September 20, 2008
revision
The idea of leaving is only attractive, of course, because Certain Things don't change. Leaving involves excruciating loss of stability. For one thing, conflicts between friends take time to work themselves out, but moving away means losing the chance to make amends. Also, most of us prefer to live our lives in patterns of regular contact with the ones we love, people who confirm or challenge our views of ourselves. Moving away brings irregularity, erasing all guarantees that we will receive regular support from our community. Moving brings turmoil that can only be described as awful.
Unless.
Unless we keep up with the people behind us, and they keep up with us. Unless in the midst of this context of change, some continuity appears in our friendships. And time after time, of course, we find that we do, they do, it does. Even sudden breaks and well-covered tracks do not keep the past at bay for us...
So I guess the reason I like leaving is that it unveils some of these Certain Things. People keep up with one another. Relationships are validated. Investments pay off. Moving helps me remember that some good things don't change.
The day before Hurricane Ike, I re-read the previous post. The last line "leaving well is an art," made me cringe. I felt an urge to post an immediate retraction. (So much for immediate.) Now that the waters have subsided and my leave-taking is less than 48 hours away, I'm worn out from the struggle to stay present until (and hopefully through) the move. Staying present, as in not checking out. As in, calling folks back that haven't been called back. As in, sharing contact info with everyone. As in, listening to people. As in, continuing to be honest about what I'm feeling and hoping and fearing, even with people I don't plan to see anytime soon.
Because of all this "trying to be healthy" activity, my head hurts. I'm really tired. I have a rash. I can't sleep. My bank account was overdrawn four times last week. And leaving well looks less like an art and more like a mess. I'm still willing to say I like all that closing-out-my-time-here ritual, but I wanted to be sure to say it's hard.
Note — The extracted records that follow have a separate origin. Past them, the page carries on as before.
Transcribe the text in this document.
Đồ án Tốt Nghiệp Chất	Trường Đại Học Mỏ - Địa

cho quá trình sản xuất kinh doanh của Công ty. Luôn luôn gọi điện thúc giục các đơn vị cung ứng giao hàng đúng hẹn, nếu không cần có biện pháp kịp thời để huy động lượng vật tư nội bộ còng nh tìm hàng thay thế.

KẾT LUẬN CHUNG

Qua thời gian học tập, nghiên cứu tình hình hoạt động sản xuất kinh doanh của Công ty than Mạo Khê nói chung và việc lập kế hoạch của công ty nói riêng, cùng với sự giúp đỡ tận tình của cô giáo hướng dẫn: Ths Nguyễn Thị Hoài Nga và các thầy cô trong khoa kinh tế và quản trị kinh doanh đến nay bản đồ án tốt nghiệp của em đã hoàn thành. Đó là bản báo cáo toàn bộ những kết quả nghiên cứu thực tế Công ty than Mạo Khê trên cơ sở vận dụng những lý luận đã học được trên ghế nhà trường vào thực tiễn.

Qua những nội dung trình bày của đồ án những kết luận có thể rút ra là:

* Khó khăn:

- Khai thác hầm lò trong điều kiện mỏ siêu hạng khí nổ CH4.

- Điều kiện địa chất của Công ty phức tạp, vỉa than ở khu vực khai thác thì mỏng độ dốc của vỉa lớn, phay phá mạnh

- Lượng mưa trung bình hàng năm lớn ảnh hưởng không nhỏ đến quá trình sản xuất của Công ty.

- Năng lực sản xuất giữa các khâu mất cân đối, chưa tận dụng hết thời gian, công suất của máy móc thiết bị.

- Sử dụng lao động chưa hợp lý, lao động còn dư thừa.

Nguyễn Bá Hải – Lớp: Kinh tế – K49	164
And I don't enjoy the leaving itself.
September 6, 2008
Leaving Well
Comfort. Security. Cardboard boxes. They all go in the same category, for me. Organizing life into cubes that are taped shut and labeled forces some prioritization. Moving house puts things in perspective, in turns confirming or rejecting entries on my list of Things Thought To Be Important.
This coming week, I pack. The week after, I wrap-up. Then comes a big party followed by a big drive. Ahh. That's the part I'm going to enjoy. Then come the weeks of sorting through old attachments and returning some calls, not returning others. Making the effort to keep up with some people, not with others. Meeting and memorizing. Incorporating new things without losing old ones. That's the part that makes me tired.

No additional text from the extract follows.